4. Kasus-kasus hukum terkait UU ITE yang terus bermunculan di masyarakat, seperti kasus
penyebaran informasi hoax, pencemaran nama baik, atau penghinaan terhadap tokoh
publik atau agama.

Realita UU ITE saat ini masih kompleks dan terus berkembang mengikuti
perkembangan dunia maya dan tuntutan masyarakat. Ada beberapa fakta dan peristiwa
terkait UU ITE yang dapat mencerminkan realita terkini, di antaranya:

1. Kasus UU ITE masih terus terjadi.


Meskipun UU ITE telah mengalami beberapa kali revisi, kasus-kasus pelanggaran
UU ITE masih sering terjadi. Beberapa kasus terbaru yang menarik perhatian masyarakat
antara lain, kasus Habib Rizieq Shihab yang dituduh melanggar pasal ujaran kebencian,
dan kasus Rizieq Shihab Jr. yang dituduh melanggar pasal tentang konten pornografi.

5
2. Polemik penggunaan UU ITE dalam konteks kebebasan berekspresi.
Polemik tentang penggunaan UU ITE dalam konteks kebebasan berekspresi masih
terus berlangsung. Beberapa kekhawatiran yang seringkali muncul dari masyarakat
terkait UU ITE antara lain adalah ketentuan yang dianggap ambigu dan subjektif, seperti
Pasal 27 ayat (3) yang mengatur tentang ujaran kebencian dan Pasal 28 ayat (2) yang
mengatur tentang penghinaan. Beberapa kelompok masyarakat seperti mahasiswa,
aktivis, jurnalis, dan influencer sering menjadi korban UU ITE karena mengekspresikan
pendapat di media sosial atau platform digital lainnya. Beberapa pihak berpendapat
bahwa UU ITE dapat disalahgunakan untuk mengekang kebebasan berekspresi dan
membatasi hak privasi di dunia maya.
3. Upaya revisi UU ITE terus dilakukan.
Beberapa pihak masih mengusulkan revisi UU ITE guna menyeimbangkan antara
kebebasan berekspresi dan perlindungan terhadap tindakan kriminal di dunia maya.
Beberapa poin yang diusulkan dalam revisi antara lain, penghapusan pasal yang dianggap
terlalu ambigu dan terlalu luas, serta peningkatan perlindungan privasi pengguna
internet.
4. Penegakan hukum UU ITE masih dipertanyakan.
Beberapa kasus hukum terkait UU ITE menunjukkan bahwa pelaksanaan UU ITE
masih belum sempurna dan terkadang dipertanyakan. Beberapa pihak menilai penegakan
hukum UU ITE masih terlalu selektif dan tidak adil, sehingga menimbulkan
kekhawatiran akan terjadinya ketidakadilan hukum.

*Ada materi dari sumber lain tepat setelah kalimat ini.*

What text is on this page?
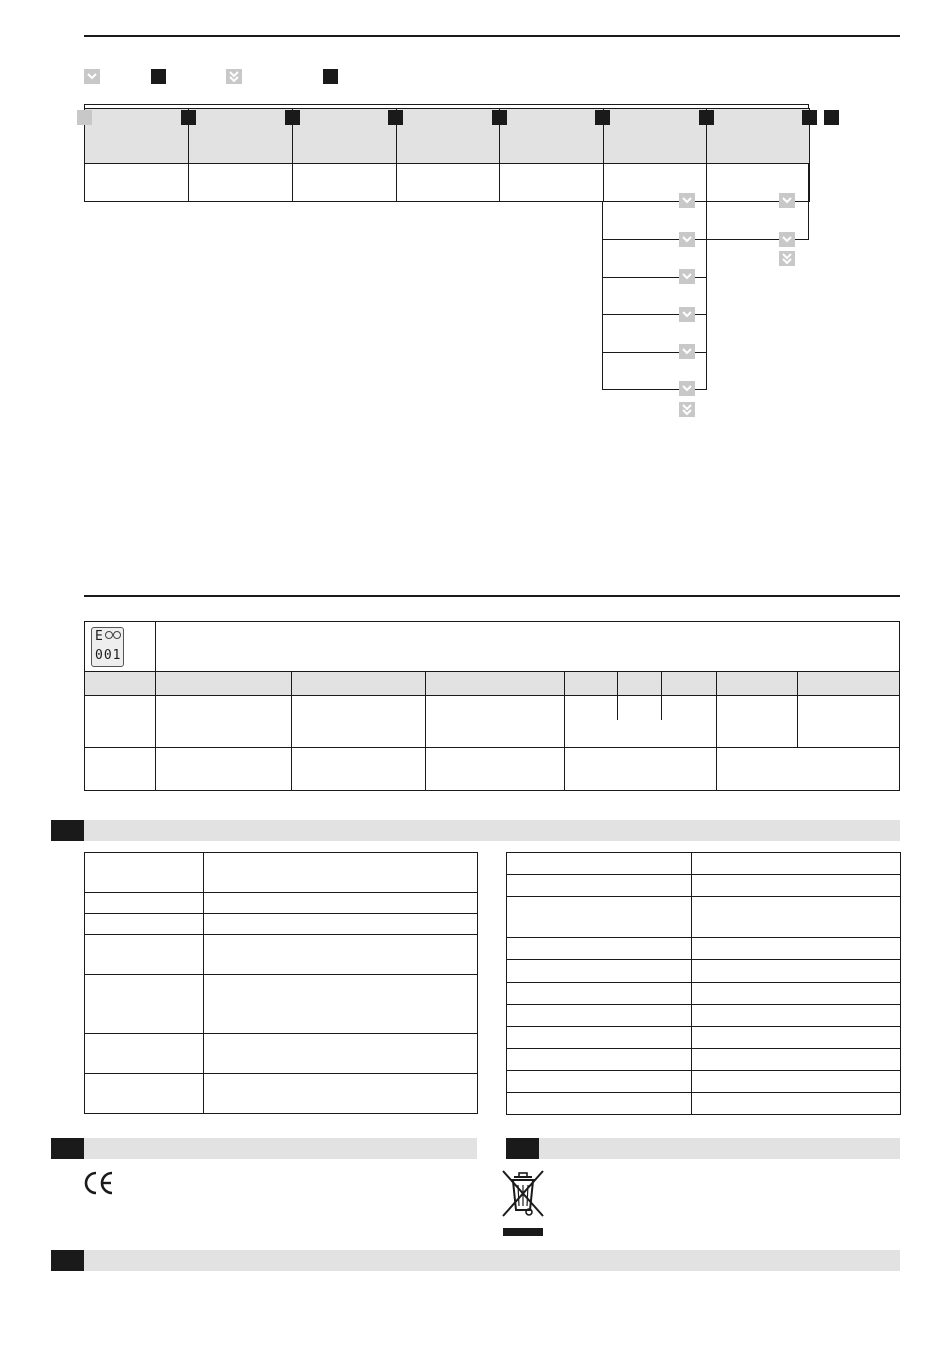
E
001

Di sisi lain, pemerintah, aparat keamanan, dan beberapa lapisan masyarakat yang pro
terhadap UU ITE juga berargumen bahwa UU ITE diperlukan untuk melindungi masyarakat
dari ancaman kejahatan cyber seperti penipuan online, penyebaran informasi palsu (hoax),
pencurian identitas, peretasan identitas pribadi dan tindakan kriminal lainnya yang terjadi
di dunia maya. Mereka juga menganggap UU ITE sebagai upaya untuk meningkatkan
keamanan dan kenyamanan masyarakat dalam menggunakan teknologi informasi tanpa
adanya berita simpang siur yang tersebar luas tetapi tidak dapat dipertanggungjawabkan dan
mengatur transaksi dan kegiatan bisnis yang dilakukan secara elektronik dengan mengatur
hak dan kewajiban para pelaku bisnis serta membangun kepercayaan masyarakat dalam
menggunakan teknologi informasi dan transaksi elektronik.

6
Secara keseluruhan, realita UU ITE saat ini masih mencerminkan kompleksitas dan
kontroversi di tengah berkembangnya teknologi informasi dan dunia maya. Oleh karena itu,
perlu adanya upaya yang terus menerus untuk memperbaiki dan menyesuaikan regulasi
tersebut agar sesuai dengan kebutuhan dan tuntutan masyarakat, serta mampu menjaga
keseimbangan antara kebebasan berekspresi dan perlindungan terhadap tindakan kriminal
di dunia maya.

UU ITE direvisi karena adanya tuntutan dari masyarakat dan penggiat hak asasi
manusia terkait kebebasan berekspresi di dunia maya. UU ITE dianggap oleh beberapa
pihak sebagai undang-undang yang ambigu dan dapat disalahgunakan oleh pihak yang tidak
bertanggung jawab untuk menindak orang yang melakukan kritik atau menyuarakan
pendapatnya. Beberapa kasus penahanan dan pengadilan terhadap aktivis, jurnalis, dan
warga biasa karena postingan atau komentar di media sosial telah menimbulkan
kekhawatiran di masyarakat dan dianggap melanggar hak asasi manusia. Selain itu, revisi
UU ITE juga dilakukan untuk mengatasi masalah pelanggaran privasi, penyebaran
informasi palsu, dan kejahatan cyber lainnya.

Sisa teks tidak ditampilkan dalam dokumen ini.